A recent episode of The Mom Hour hit on something that I’ve been thinking about and that is how we are all navigating this differently. In my personal opinion I feel that we should all be continuing to minimize our time out in the world. At the same time I also want the hardship of shuttered businesses to end so that people can get back to work. I also empathize with the feelings of being cooped up and isolated. Therefore I actively look upon the people venturing out more than we are with understanding. We are all navigating an unprecedented time and arriving at different conclusions and comfort levels.
Although I don’t feel judgment towards others I feel...maybe a little envious? I know Orange Theory will be full next week (although at half capacity due to safety measures). I want to be there. I don’t feel comfortable yet going to stores but I want to go back to Trader Joe’s. I would love to take the boys to the public pool when it opens (or anywhere they can burn off energy!) but as of right now I don’t plan to. I’d love to get a haircut. I’m tired of being home too even as this time has had benefits (lots of time together, not feeling busy). It’s unclear what the “rules” really are because it we get conflicting messages between our government and health experts, state to state, and sometimes week to week. I really do think that most people are carefully considering the information and are doing what they think is in the best interest of their family and the community. It looks different for each family. I don’t mean to sound like a martyr and I don’t feel that I am better than anyone else who isn’t staying home. In sharing these thoughts my intention is to be honest about how I’m processing all of this.

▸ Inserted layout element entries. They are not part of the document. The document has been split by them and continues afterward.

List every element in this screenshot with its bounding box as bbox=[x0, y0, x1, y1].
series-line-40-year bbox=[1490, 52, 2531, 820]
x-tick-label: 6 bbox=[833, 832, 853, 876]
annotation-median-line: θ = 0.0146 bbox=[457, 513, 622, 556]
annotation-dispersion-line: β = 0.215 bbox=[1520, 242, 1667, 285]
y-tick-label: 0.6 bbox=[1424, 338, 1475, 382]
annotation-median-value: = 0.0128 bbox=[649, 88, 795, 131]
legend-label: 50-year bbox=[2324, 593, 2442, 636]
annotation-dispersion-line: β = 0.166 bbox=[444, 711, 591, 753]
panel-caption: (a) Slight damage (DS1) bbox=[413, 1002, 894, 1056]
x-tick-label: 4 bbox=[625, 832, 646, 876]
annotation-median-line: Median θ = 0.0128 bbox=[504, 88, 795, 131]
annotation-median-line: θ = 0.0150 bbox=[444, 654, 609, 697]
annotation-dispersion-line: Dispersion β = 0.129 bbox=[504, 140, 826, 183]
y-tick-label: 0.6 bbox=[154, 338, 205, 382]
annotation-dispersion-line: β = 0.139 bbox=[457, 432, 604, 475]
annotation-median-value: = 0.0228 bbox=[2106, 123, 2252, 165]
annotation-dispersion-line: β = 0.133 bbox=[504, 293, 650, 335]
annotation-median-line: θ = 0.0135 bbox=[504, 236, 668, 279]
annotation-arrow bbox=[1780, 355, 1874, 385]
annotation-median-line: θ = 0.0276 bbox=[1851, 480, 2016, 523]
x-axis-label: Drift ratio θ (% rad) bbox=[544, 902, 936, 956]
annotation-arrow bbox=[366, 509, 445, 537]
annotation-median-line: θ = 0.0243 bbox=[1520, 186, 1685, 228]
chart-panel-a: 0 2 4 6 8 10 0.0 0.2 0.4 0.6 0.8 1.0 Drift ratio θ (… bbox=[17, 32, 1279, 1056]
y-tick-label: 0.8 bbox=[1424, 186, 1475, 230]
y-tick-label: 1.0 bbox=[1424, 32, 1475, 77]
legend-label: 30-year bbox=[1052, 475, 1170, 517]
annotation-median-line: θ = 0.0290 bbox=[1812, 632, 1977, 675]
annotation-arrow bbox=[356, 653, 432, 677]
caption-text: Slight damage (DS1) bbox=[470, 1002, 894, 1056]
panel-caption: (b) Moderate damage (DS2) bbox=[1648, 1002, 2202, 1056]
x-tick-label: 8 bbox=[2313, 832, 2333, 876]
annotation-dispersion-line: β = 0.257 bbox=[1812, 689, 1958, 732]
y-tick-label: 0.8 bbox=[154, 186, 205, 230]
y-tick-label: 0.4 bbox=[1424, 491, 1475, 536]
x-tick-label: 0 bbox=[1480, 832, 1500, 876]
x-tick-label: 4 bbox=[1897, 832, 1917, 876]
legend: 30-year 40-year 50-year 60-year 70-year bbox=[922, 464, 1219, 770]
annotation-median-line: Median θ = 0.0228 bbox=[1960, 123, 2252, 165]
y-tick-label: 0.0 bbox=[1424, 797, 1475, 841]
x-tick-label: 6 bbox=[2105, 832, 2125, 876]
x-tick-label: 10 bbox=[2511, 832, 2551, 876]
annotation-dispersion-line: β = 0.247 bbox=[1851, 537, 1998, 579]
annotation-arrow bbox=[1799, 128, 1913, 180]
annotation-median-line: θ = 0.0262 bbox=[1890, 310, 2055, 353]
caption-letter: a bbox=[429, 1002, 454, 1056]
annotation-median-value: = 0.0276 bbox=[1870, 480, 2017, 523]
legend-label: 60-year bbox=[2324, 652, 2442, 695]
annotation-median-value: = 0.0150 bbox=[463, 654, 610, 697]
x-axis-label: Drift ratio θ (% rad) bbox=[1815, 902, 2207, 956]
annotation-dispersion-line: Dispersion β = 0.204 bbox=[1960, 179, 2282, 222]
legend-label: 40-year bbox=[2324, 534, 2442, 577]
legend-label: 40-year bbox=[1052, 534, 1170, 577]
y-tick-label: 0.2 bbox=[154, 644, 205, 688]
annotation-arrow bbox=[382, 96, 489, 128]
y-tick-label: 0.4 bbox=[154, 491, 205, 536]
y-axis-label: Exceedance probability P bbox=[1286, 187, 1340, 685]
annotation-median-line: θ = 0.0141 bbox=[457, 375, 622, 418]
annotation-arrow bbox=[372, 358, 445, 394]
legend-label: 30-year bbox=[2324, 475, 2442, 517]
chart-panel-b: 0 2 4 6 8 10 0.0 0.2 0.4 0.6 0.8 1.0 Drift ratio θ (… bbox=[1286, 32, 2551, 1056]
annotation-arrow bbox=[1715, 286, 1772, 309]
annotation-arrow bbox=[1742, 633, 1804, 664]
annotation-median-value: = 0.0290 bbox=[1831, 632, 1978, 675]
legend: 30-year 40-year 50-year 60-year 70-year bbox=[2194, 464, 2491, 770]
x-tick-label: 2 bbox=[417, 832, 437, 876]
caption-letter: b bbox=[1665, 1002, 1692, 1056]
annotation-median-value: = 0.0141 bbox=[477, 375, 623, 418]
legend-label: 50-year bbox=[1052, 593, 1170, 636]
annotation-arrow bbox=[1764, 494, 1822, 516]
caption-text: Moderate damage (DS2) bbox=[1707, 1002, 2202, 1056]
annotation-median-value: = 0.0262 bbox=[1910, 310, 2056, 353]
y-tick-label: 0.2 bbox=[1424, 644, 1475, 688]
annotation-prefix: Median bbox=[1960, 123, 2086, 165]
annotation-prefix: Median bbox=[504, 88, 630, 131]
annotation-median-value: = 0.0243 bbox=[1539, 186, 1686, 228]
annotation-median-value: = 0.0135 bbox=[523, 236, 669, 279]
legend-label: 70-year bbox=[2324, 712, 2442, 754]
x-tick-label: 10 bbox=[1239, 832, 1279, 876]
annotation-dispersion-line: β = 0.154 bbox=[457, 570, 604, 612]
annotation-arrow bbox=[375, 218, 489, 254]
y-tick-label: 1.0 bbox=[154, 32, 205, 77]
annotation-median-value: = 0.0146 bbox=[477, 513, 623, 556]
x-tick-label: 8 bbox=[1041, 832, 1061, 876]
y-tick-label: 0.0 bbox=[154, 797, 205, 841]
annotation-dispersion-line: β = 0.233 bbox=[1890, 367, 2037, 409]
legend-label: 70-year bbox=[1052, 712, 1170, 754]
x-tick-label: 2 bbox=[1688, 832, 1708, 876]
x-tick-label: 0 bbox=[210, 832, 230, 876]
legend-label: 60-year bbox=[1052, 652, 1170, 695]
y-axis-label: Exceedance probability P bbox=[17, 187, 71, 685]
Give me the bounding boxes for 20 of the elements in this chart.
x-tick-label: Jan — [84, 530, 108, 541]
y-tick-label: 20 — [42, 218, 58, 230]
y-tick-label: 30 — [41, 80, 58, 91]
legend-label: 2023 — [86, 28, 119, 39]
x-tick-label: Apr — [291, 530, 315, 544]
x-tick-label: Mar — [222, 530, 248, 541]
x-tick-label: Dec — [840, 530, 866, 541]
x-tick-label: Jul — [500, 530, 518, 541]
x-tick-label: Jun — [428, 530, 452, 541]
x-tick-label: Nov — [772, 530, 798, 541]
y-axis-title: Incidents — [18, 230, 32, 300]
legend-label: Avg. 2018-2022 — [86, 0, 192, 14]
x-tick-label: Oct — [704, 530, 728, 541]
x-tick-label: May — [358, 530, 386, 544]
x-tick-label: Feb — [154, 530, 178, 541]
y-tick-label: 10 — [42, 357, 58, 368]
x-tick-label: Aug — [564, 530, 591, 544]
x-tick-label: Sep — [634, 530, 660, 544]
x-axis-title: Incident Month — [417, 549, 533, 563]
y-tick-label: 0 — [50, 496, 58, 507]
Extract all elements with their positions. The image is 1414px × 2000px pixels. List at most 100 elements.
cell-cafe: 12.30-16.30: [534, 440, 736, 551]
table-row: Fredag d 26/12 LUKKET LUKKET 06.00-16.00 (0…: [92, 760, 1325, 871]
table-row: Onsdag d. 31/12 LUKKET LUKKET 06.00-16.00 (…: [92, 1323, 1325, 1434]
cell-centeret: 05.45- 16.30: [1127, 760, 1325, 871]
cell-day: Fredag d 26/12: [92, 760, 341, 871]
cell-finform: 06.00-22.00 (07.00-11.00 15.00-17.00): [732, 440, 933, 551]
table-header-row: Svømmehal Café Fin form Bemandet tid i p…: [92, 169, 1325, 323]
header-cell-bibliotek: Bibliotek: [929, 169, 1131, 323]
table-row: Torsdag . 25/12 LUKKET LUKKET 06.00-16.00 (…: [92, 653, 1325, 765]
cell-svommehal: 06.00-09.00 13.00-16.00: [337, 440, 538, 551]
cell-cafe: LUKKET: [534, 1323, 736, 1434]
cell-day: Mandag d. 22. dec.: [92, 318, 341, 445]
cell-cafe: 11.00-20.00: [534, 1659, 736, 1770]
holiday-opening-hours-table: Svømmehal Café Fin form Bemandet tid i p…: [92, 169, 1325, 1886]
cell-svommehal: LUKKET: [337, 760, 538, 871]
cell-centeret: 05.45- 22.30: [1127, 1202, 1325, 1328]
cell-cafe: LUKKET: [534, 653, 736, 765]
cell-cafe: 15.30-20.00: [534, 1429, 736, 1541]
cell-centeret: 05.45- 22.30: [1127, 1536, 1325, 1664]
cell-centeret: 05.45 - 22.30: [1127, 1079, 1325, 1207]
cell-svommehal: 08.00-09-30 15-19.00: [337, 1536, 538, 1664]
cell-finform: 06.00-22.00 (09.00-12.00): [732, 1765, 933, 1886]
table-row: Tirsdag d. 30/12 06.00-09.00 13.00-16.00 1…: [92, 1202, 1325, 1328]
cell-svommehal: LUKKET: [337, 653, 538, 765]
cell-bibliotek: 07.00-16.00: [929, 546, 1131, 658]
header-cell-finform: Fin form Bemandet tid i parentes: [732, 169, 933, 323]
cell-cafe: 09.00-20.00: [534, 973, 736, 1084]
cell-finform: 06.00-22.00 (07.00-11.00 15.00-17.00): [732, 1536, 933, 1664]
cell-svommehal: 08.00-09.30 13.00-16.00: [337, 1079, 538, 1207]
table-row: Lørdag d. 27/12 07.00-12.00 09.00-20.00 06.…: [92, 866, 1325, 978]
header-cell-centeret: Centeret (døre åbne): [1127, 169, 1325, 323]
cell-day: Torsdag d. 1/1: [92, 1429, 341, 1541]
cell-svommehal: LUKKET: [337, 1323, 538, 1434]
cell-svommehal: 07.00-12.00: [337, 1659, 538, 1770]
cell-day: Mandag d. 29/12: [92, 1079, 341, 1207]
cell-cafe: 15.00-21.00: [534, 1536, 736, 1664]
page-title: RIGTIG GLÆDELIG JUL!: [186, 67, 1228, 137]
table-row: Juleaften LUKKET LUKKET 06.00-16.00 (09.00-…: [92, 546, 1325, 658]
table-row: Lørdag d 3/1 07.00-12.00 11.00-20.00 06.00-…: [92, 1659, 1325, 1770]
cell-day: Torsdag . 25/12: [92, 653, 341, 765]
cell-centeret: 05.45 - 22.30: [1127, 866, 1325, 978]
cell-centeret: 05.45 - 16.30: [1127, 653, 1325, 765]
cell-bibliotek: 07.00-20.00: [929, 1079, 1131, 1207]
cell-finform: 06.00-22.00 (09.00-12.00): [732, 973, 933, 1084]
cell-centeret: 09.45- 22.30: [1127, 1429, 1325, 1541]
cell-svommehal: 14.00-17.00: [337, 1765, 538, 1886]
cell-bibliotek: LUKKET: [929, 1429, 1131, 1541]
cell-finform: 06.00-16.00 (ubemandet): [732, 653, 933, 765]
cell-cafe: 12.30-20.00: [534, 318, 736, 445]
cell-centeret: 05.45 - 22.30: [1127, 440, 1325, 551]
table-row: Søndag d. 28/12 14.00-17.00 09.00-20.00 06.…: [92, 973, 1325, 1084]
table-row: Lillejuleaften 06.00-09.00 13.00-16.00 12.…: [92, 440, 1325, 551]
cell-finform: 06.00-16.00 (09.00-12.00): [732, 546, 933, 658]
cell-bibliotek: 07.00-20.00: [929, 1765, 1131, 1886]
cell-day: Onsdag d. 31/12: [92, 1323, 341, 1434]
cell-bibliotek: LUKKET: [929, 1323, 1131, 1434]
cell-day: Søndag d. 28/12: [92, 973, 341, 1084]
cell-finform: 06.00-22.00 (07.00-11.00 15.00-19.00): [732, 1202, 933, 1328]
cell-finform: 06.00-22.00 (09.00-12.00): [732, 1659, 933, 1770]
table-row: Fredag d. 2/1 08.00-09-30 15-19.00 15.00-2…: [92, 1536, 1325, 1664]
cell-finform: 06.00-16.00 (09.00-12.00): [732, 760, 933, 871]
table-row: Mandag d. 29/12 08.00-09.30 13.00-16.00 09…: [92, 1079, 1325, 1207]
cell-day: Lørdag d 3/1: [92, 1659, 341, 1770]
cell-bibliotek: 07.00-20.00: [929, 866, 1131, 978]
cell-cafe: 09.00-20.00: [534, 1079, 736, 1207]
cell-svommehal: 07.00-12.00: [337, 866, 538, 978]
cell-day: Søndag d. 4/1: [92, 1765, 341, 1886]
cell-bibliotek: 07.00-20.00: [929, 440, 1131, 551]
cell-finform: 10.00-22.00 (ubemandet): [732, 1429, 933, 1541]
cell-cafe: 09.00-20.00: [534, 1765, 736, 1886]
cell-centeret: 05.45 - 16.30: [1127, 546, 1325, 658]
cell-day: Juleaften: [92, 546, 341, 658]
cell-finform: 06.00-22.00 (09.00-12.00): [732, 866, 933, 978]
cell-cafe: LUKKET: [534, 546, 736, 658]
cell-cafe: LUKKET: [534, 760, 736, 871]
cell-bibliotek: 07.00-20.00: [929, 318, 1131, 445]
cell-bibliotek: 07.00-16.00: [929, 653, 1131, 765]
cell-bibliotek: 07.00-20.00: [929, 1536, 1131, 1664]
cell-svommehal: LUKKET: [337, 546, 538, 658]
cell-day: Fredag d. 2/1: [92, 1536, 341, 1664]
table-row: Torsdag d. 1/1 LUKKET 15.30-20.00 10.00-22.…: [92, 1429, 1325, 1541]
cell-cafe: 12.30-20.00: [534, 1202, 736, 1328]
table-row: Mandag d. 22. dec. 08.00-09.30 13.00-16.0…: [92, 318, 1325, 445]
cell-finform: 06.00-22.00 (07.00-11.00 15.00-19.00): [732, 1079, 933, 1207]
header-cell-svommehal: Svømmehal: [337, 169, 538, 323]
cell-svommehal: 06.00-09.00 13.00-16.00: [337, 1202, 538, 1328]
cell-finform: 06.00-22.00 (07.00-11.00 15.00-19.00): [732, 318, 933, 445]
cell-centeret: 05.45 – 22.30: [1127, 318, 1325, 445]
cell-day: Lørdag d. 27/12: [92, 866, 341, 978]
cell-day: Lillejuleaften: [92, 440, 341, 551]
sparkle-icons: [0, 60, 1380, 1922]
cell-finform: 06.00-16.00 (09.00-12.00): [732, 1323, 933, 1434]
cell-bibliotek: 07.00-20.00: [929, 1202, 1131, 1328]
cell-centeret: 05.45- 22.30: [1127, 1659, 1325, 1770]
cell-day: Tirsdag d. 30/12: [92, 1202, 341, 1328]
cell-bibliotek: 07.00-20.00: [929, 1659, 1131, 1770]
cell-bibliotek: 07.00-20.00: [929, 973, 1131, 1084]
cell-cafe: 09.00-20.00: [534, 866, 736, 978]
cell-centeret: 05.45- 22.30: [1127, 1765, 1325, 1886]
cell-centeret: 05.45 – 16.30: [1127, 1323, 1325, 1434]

I’m grateful that Chris and I are on the same page about staying home. We maintain the mindset that we will not regret taking a more conservative path. We'll consider new information as it's available and modify our behavior accordingly. In looking ahead we are still anticipating the possibility that Chris’s salary will be reduced temporarily. To plan for that we’re saving as much as we can and saving into a savings account instead of an investment account so the money is easy to access. We’re also unsure if Chris will need to return to the office at the end of his parental leave in five weeks or if university employees will still be working virtually. Hopefully he can work from home a few days a week if he is due back in the office.
It’s been interesting that for me being stuck at home is also tied to the fact that I recently had a baby and that I’m breastfeeding. Even without a pandemic I would have been spending a lot of time at home lately. Just last week I was able to go out for a couple hours by myself because I started pumping the week before. In the morning I nursed Maeve, got dressed, and hit the open road so to speak. I got takeout coffee and breakfast, listened to a new podcast, and drove to my parents' house in Chandler to check on a couple things for them. It was so nice to have somewhere to go and a purpose for going there!
We’re heading into summer which looks pretty much the same as the final weeks of the school year. I plan to keep the boys on a flexible structure of daily learning, or perhaps just Monday through Thursday. I plan to sign each of them up for an online summer class through our school district (I'm going to call it summer camp though; it's all about how you sell it!) and supplement with some workbooks. I have a beautiful plan and structure in my head. I wonder how likely it is that it will all go as I’m envisioning...? Since so many things are going according to plan lately. Oof!
I'd love to hear how you are feeling about venturing out and, if you're a parent with kids still in school, what you've heard from your school district if anything. I hope you are finding ways to keep your spirits lifted and to stay connected with others.